Cette baie du Finistère où 70 à 80 m de falaise renferment le plus grand malentendu de la côte bretonne
70 à 80 mètres de falaise. Deux pointes rocheuses qui avancent dans l’océan comme des mâchoires. Entre elles, une plage de sable que tout le monde appelle la Baie des Trépassés. Le nom suffit à glacer le sang. Pourtant, il est probablement faux.
« Bae an Avon » : la baie de la source, pas des morts
Le nom breton originel serait Bae an Avon, « baie de la source ». Un petit fleuve côtier s’y jette effectivement. Le glissement vers Bae an Anaon, « baie des âmes », puis vers le français « Trépassés », tiendrait à une erreur de traduction. Le cadastre ancien corrobore cette hypothèse.
C’est sur cette méprise que s’est bâtie toute une légende. Les écrivains du XIXe siècle n’ont pas hésité. Jacques Cambry en 1794 évoque des « millions d’hommes qu’elle a dévorés ». Émile Souvestre décrit des cadavres qui s’échouent après les tempêtes. Auguste Brizeux pousse jusqu’à l’outre-tombe : « Son sable pâle est fait des ossements broyés ». Le romantisme noir a fait le reste.
La réalité géographique est plus froide. La baie est une dépression tectonique d’âge stéphanien, soit 290 millions d’années, enserrée entre deux plateaux parallèles à 70-80 m d’altitude. Les courants de marée et les vents d’ouest peuvent repousser les corps des naufragés vers cette côte basse. Mais les courants s’y opposent aussi. La configuration ne suffit pas à expliquer un charnier.
360 millions d’années de géologie contre une légende de 200 ans
Le socle rocheux remonte au Carbonifère inférieur, il y a 360 millions d’années. La collision continentale de l’orogenèse varisque a formé les gneiss et micaschistes au nord, les leucogranites au sud. La baie elle-même résulte de l’érosion différentielle d’un fossé par rapport aux deux pointes qui la bordent : la pointe du Raz et la pointe du Van.
Les sédiments déposés dans ce bassin, parfois tourbeux ou charboneux, ont été redressés par les rejeux ultérieurs des grands accidents géologiques. La plage actuelle est une longue langue de sable qui relie les deux pointes, face ouest, plein Atlantique. C’est ce qui fait sa force : le vent fort et la houle déferlante toute l’année.

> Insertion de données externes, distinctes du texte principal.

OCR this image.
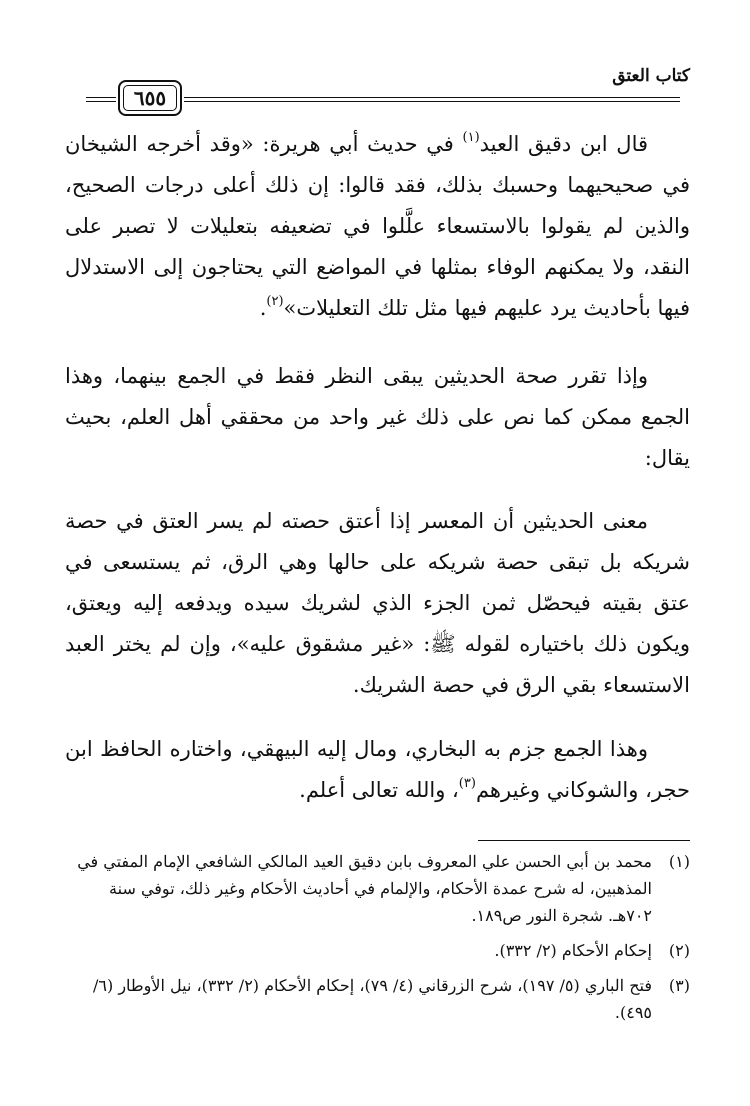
كتاب العتق
٦٥٥

قال ابن دقيق العيد$^{(١)}$ في حديث أبي هريرة: «وقد أخرجه الشيخان في صحيحيهما وحسبك بذلك، فقد قالوا: إن ذلك أعلى درجات الصحيح، والذين لم يقولوا بالاستسعاء علَّلوا في تضعيفه بتعليلات لا تصبر على النقد، ولا يمكنهم الوفاء بمثلها في المواضع التي يحتاجون إلى الاستدلال فيها بأحاديث يرد عليهم فيها مثل تلك التعليلات»$^{(٢)}$.

وإذا تقرر صحة الحديثين يبقى النظر فقط في الجمع بينهما، وهذا الجمع ممكن كما نص على ذلك غير واحد من محققي أهل العلم، بحيث يقال:

معنى الحديثين أن المعسر إذا أعتق حصته لم يسر العتق في حصة شريكه بل تبقى حصة شريكه على حالها وهي الرق، ثم يستسعى في عتق بقيته فيحصّل ثمن الجزء الذي لشريك سيده ويدفعه إليه ويعتق، ويكون ذلك باختياره لقوله ﷺ: «غير مشقوق عليه»، وإن لم يختر العبد الاستسعاء بقي الرق في حصة الشريك.

وهذا الجمع جزم به البخاري، ومال إليه البيهقي، واختاره الحافظ ابن حجر، والشوكاني وغيرهم$^{(٣)}$، والله تعالى أعلم.

(١)
محمد بن أبي الحسن علي المعروف بابن دقيق العيد المالكي الشافعي الإمام المفتي في المذهبين، له شرح عمدة الأحكام، والإلمام في أحاديث الأحكام وغير ذلك، توفي سنة ٧٠٢هـ. شجرة النور ص١٨٩.
(٢)
إحكام الأحكام (٢/ ٣٣٢).
(٣)
فتح الباري (٥/ ١٩٧)، شرح الزرقاني (٤/ ٧٩)، إحكام الأحكام (٢/ ٣٣٢)، نيل الأوطار (٦/ ٤٩٥).
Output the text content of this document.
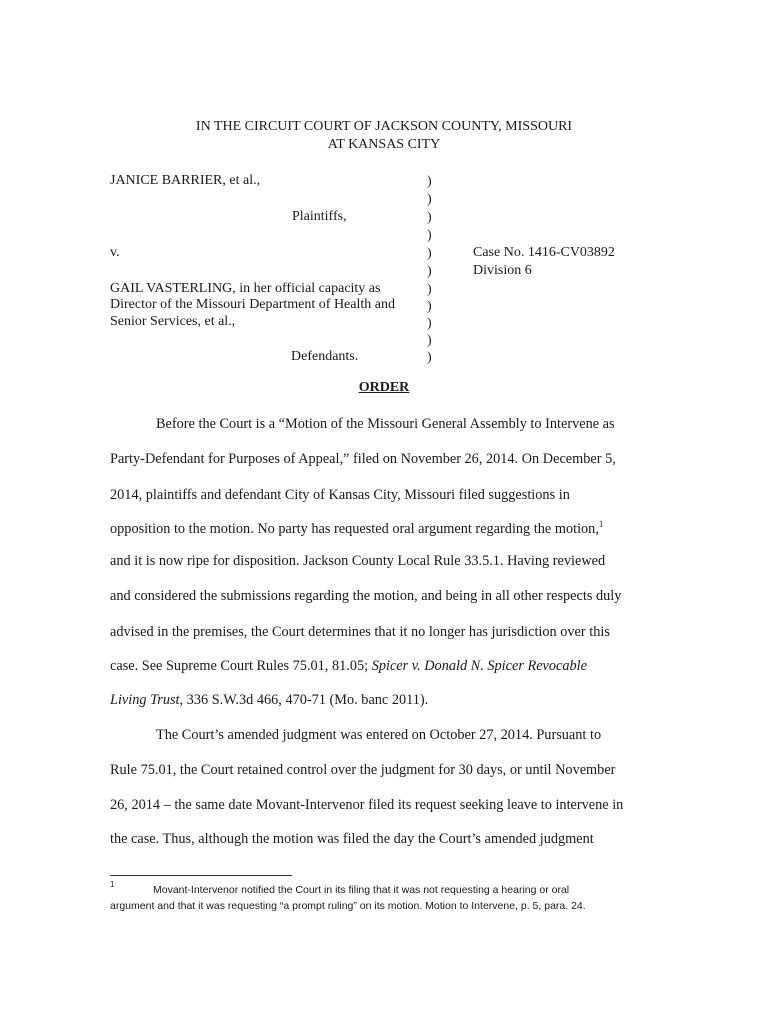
IN THE CIRCUIT COURT OF JACKSON COUNTY, MISSOURI
AT KANSAS CITY
JANICE BARRIER, et al.,
Plaintiffs,
v.
GAIL VASTERLING, in her official capacity as
Director of the Missouri Department of Health and
Senior Services, et al.,
Defendants.
)
)
)
)
)
)
)
)
)
)
)
Case No. 1416-CV03892
Division 6
ORDER
Before the Court is a “Motion of the Missouri General Assembly to Intervene as
Party-Defendant for Purposes of Appeal,” filed on November 26, 2014. On December 5,
2014, plaintiffs and defendant City of Kansas City, Missouri filed suggestions in
opposition to the motion. No party has requested oral argument regarding the motion,$^1$
and it is now ripe for disposition. Jackson County Local Rule 33.5.1. Having reviewed
and considered the submissions regarding the motion, and being in all other respects duly
advised in the premises, the Court determines that it no longer has jurisdiction over this
case. See Supreme Court Rules 75.01, 81.05; Spicer v. Donald N. Spicer Revocable
Living Trust, 336 S.W.3d 466, 470-71 (Mo. banc 2011).
The Court’s amended judgment was entered on October 27, 2014. Pursuant to
Rule 75.01, the Court retained control over the judgment for 30 days, or until November
26, 2014 – the same date Movant-Intervenor filed its request seeking leave to intervene in
the case. Thus, although the motion was filed the day the Court’s amended judgment
1	Movant-Intervenor notified the Court in its filing that it was not requesting a hearing or oral
argument and that it was requesting “a prompt ruling” on its motion. Motion to Intervene, p. 5, para. 24.
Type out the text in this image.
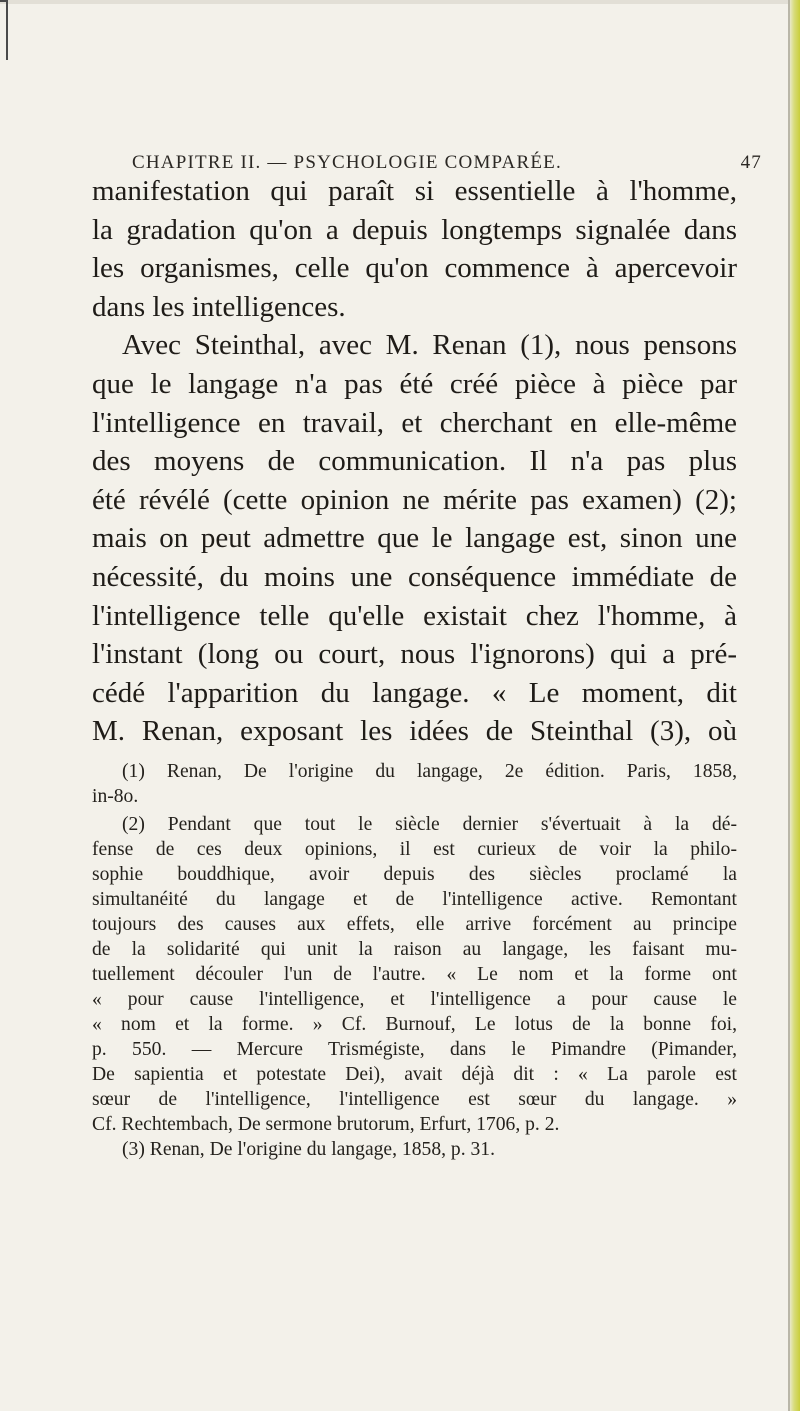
CHAPITRE II. — PSYCHOLOGIE COMPARÉE.	47
manifestation qui paraît si essentielle à l'homme,
la gradation qu'on a depuis longtemps signalée dans
les organismes, celle qu'on commence à apercevoir
dans les intelligences.
Avec Steinthal, avec M. Renan (1), nous pensons
que le langage n'a pas été créé pièce à pièce par
l'intelligence en travail, et cherchant en elle-même
des moyens de communication. Il n'a pas plus
été révélé (cette opinion ne mérite pas examen) (2);
mais on peut admettre que le langage est, sinon une
nécessité, du moins une conséquence immédiate de
l'intelligence telle qu'elle existait chez l'homme, à
l'instant (long ou court, nous l'ignorons) qui a pré-
cédé l'apparition du langage. « Le moment, dit
M. Renan, exposant les idées de Steinthal (3), où
(1) Renan, De l'origine du langage, 2e édition. Paris, 1858,
in-8o.
(2) Pendant que tout le siècle dernier s'évertuait à la dé-
fense de ces deux opinions, il est curieux de voir la philo-
sophie bouddhique, avoir depuis des siècles proclamé la
simultanéité du langage et de l'intelligence active. Remontant
toujours des causes aux effets, elle arrive forcément au principe
de la solidarité qui unit la raison au langage, les faisant mu-
tuellement découler l'un de l'autre. « Le nom et la forme ont
« pour cause l'intelligence, et l'intelligence a pour cause le
« nom et la forme. » Cf. Burnouf, Le lotus de la bonne foi,
p. 550. — Mercure Trismégiste, dans le Pimandre (Pimander,
De sapientia et potestate Dei), avait déjà dit : « La parole est
sœur de l'intelligence, l'intelligence est sœur du langage. »
Cf. Rechtembach, De sermone brutorum, Erfurt, 1706, p. 2.
(3) Renan, De l'origine du langage, 1858, p. 31.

Le surf y est réputé. L’imaginaire funèbre aussi. Les deux coexistent depuis qu’un hôtel, créé avant la Seconde Guerre mondiale par Clet et Marie Normant, a accueilli les premiers touristes. L'hôtel de la Ville d’Ys, lui, a vu passer Johnny Hallyday et Sylvie Vartan dans les années 1960. Le spectacle de la baie vaut bien ses contradictions.
Comment y aller et quand y aller
La baie se trouve à l’extrémité occidentale du cap Sizun, entre la pointe du Raz et la pointe du Van. Elle chevauche deux communes : Plogoff et Cléden-Cap-Sizun. Le site est accessible toute l’année, sans réservation. La visite prend une demi-journée si l’on marche jusqu’à l’une des pointes.
La meilleure lumière tombe en fin d’après-midi, quand le soleil couchant allume les falaises face ouest. Pour le surf, l’hiver et l’automne concentrent les houles les plus régulières. L’été reste praticable, mais les spots sont plus exposés aux variations de vent.
Le nom sinistre vient-il vraiment d’une erreur de traduction ?
Oui, selon l’hypothèse la plus documentée. Le cadastre ancien mentionne Bae an Avon, « baie de la source ». Le glissement vers « baie des morts » correspond à d’autres erreurs de traduction bretonne connues en Bretagne. La légende des naufrageurs et des cadavres s’est surimposée ensuite, amplifiée par la littérature romantique.
Peut-on visiter la baie sans voiture ?
Les transports en commun desservent Plogoff et les environs du cap Sizun depuis Quimper, à environ 40 km. La marche depuis l’arrêt de bus jusqu’à la baie ajoute 20 à 30 minutes. En voiture, le parking le plus proche est situé au niveau de la plage, entre les deux pointes.
La falaise est là depuis 360 millions d’années. Le nom sinistre date du XIXe siècle. La plage reste ouverte, le sable est gris, l’océan vert-noir. Quelques surfeurs attendent la vague. Personne ne cherche de cadavre.